Columna de Tomás Sánchez: El fin del sentido común
Por Tomás Sánchez V., autor Public Inc. e investigador Asociado, Horizontal.
La democracia liberal está cuestionada y no la tiene fácil. Menos aún cuando se van perdiendo las condiciones necesarias para que opere. La creciente dificultad para ponerse de acuerdo es el resultado de la pérdida en los mínimos comunes necesarios para entablar una conversación. La democracia descansaba, y daba por hecho, que existía una percepción similar sobre la realidad. Ese entendimiento común era la base para resolver nuestras diferencias a través de la política.
De la mano de la tecnología, en particular de las redes sociales y atomización de los medios de comunicación, se ha puesto en riesgo de extinción uno de los cimientos de la vida en sociedad: el sentido común. Ya lo dejó entrever Kant: necesitamos de un entendimiento común sobre los fenómenos que enfrentamos, como base para la discusión política. Concordar en los mismos parámetros y puntos de referencia es condición de posibilidad para sostener un diálogo efectivo y evaluar alternativas. Sin ello se hacen difíciles tanto la comprensión como la comunicación entre personas cuyas experiencias son diversas y muchas veces desconocidas.
Algo tan obvio como referirnos al futuro mientras indicamos con la mano hacia adelante, y apuntar hacia atrás cuando hablamos de tiempos pasados, es resultado de compartir códigos. El sentido común nos da puntos de referencia, mientras discutimos el espacio intermedio donde diferimos. Son los puntos cardinales en un mapa, o las reglas en un deporte. Siendo más refinado, Kant hacía referencia al juicio del gusto, a la apreciación sobre el arte. En la medida en que somos capaces de aplaudir a un buen artista, o reconocer en los Beatles el mejor grupo de rock, se constituye la base de la política.

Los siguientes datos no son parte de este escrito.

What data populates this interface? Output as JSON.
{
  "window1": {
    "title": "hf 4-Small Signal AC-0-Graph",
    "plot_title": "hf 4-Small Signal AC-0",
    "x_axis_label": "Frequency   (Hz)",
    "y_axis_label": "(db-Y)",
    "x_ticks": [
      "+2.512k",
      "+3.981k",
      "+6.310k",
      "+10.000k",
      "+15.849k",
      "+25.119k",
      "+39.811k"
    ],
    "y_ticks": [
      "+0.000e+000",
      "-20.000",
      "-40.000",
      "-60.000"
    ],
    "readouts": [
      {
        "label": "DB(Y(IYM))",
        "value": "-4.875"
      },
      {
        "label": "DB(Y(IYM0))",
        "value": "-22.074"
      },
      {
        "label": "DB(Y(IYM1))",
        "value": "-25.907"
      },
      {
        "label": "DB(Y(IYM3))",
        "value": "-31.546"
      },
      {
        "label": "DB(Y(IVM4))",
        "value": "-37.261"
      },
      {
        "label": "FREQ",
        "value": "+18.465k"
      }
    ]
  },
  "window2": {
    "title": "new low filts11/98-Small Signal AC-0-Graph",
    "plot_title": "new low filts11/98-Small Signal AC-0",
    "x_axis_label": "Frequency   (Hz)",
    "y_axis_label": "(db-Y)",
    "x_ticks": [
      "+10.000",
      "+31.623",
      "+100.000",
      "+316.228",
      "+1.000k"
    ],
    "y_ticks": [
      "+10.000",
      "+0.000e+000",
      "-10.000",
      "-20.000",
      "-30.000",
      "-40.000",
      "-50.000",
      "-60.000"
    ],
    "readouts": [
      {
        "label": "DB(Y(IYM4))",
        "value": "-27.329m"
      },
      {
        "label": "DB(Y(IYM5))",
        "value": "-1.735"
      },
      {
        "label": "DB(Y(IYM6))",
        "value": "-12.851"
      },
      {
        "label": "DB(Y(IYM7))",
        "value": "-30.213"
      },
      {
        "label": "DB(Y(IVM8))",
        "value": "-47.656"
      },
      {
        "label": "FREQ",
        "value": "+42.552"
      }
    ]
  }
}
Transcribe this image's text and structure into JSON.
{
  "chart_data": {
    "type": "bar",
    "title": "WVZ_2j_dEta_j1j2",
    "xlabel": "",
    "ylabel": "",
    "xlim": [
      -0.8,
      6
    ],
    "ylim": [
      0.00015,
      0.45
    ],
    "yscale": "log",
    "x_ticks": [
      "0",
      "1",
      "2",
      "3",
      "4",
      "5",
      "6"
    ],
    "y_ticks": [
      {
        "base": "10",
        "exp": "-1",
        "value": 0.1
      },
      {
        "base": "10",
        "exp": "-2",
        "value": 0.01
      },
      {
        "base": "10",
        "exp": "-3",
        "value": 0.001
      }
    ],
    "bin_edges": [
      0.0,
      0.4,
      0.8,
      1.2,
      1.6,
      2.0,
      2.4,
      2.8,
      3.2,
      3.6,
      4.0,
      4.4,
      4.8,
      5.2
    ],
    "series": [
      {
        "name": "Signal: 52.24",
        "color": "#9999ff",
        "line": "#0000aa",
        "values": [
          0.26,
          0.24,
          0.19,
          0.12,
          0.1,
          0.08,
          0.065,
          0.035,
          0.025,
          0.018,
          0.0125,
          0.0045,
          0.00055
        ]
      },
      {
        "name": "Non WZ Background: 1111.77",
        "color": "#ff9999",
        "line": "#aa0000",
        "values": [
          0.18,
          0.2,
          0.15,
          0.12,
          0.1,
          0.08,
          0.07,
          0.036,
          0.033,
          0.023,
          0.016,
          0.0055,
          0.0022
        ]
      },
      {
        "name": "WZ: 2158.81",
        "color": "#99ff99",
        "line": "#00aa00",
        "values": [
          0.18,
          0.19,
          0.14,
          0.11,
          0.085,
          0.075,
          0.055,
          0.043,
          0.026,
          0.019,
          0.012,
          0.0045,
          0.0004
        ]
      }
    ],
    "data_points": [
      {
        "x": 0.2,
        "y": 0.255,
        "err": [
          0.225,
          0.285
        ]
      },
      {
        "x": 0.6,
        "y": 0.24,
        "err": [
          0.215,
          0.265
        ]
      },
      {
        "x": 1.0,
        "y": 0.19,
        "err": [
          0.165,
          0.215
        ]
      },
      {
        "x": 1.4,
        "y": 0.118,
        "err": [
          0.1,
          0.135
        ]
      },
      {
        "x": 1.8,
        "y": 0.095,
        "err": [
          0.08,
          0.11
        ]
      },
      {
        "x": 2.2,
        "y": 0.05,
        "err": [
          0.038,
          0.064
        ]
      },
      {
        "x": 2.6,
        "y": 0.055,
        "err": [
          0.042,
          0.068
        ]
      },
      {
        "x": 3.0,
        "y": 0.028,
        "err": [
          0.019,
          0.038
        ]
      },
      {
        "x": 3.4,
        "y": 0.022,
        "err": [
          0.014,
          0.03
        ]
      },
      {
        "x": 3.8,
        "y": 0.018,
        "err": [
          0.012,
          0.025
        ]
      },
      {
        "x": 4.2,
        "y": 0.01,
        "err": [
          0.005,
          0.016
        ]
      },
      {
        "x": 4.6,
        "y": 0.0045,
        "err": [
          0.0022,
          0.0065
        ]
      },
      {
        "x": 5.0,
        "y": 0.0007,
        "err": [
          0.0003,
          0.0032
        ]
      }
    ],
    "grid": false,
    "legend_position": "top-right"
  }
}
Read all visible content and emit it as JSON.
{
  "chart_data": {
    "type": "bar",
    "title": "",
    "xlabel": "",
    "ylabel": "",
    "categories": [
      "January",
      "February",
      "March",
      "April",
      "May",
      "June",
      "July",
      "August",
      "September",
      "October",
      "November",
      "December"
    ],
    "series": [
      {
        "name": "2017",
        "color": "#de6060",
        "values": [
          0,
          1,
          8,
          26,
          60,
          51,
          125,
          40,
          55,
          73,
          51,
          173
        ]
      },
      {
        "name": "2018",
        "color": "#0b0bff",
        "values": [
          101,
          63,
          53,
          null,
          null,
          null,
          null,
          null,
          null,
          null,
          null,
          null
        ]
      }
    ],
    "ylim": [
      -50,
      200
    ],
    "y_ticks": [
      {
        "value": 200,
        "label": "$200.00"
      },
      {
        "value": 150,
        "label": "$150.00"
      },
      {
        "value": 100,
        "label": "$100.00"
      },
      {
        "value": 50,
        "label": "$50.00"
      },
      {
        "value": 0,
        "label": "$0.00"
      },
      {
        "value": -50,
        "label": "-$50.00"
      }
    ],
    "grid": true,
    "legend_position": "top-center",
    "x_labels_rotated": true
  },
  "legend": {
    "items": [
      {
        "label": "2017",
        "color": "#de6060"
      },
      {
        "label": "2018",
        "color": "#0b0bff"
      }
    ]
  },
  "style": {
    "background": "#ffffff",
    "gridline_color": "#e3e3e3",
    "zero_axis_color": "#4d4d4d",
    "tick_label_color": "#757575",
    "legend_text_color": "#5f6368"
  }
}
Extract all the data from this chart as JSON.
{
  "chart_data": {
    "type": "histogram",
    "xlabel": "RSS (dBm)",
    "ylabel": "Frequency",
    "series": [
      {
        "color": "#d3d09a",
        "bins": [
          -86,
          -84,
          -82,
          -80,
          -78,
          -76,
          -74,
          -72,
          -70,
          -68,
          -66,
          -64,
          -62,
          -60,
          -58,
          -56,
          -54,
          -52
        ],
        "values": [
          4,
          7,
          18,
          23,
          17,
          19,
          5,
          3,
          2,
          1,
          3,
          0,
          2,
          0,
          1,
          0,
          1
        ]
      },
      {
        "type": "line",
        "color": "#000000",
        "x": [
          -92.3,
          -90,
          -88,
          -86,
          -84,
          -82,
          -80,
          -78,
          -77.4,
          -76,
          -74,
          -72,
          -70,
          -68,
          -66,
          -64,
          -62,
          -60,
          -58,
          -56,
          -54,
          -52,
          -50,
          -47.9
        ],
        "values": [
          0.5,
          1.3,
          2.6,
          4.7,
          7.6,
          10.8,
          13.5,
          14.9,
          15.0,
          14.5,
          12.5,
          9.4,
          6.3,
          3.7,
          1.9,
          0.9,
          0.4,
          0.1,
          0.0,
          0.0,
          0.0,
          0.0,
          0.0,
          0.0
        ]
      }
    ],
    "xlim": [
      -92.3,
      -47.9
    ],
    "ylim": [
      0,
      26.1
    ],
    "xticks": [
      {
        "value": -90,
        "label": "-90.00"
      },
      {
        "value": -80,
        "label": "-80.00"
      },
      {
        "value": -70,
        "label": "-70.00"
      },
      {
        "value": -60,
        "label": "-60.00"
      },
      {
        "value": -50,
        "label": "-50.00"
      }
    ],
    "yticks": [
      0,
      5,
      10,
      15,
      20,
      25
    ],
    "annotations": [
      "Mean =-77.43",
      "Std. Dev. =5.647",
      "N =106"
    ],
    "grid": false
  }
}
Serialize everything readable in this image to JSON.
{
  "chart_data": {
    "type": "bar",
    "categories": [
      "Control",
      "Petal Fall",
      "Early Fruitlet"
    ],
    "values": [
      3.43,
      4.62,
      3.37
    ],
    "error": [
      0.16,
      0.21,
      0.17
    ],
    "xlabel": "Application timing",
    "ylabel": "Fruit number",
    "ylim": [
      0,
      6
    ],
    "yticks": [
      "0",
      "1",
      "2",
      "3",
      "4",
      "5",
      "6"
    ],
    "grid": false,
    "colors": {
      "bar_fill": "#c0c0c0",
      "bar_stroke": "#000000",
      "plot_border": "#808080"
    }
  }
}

Sin embargo, durante la última década, los algoritmos en plataformas digitales potenciaron la creación de las burbujas de información, dado que gatillaban más interacción, más uso y era un mejor negocio. Es decir, aumentan la frecuencia de posteos y publicidad hipersegmentada que confirman mis creencias, activando la generación de dopamina y el sesgo de confirmación que tenemos todos. A su vez, diversos estudios han demostrado cómo incluso en Twitter, que funciona con un modelo de negocio diferente a Meta, las personas tienden a interactuar más con quienes piensan parecido. Tal como en la vida real nos rodeamos de personas similares, hacemos lo mismo en el mundo digital. El problema es que es en este último donde cada día más les damos forma a nuestras creencias.
Antes, el sentido común se alimentaba de medios de comunicación masivos que permitían que la mayoría estuviera expuesta a la misma información. Caricaturescamente, todos leían el mismo diario, y en asuntos empíricos, la verdad descansaba en la ciencia. La comunicación era lenta e imperfecta, pero transversal, permitiendo que palabras tuvieran un significado colectivo. Hoy, la hegemonía de los medios aparece en los libros de historia, existen tantos influencers como opiniones y la ciencia recibe ataques de quienes no les acomodan sus experimentos.
Así, las redes sociales han propiciado la formación de bolsones de sentido común. Sistemas sociales digitales aislados unos de otros. Permitiendo la formación de fanáticos antivacunas, quienes se encuentran más con contenido que apelen a sus temores conspiracionistas, y menos con estudios en torno a la efectividad de las vacunas. Para ellos, las vacunas son un gran complot, y esa es la verdad en “su” mundo. Para ellos, “la mayoría” está al tanto de los peligros de inyectarse algo en el cuerpo.
Mientras titulares llaman la atención en torno a la posverdad y noticias falsas, en paralelo se materializa un fenómeno más complejo y sutil: la fragmentación del sentido común. Al existir una infinidad de fuentes para el gusto de cada nicho, el disenso y lo distinto empiezan a ser una rareza intolerable. Las personas dejan de interactuar con quienes piensan diferente, perdiendo la habilidad de respetar y dialogar. A fuego lento, vamos conformando una sociedad donde físicamente vivimos juntos, pero mentalmente estamos a kilómetros.
Tenemos un problema esencial por delante: la incapacidad de entendernos y, por ende, la inefectividad de la política como mecanismo para resolver nuestras diferencias. La fragmentación y fin del sentido común es algo mucho más serio que interesante. Es una amenaza directa a nuestra paz, desarrollo y democracia. No sirve de nada compartir la misma lengua y país si somos incapaces de dialogar.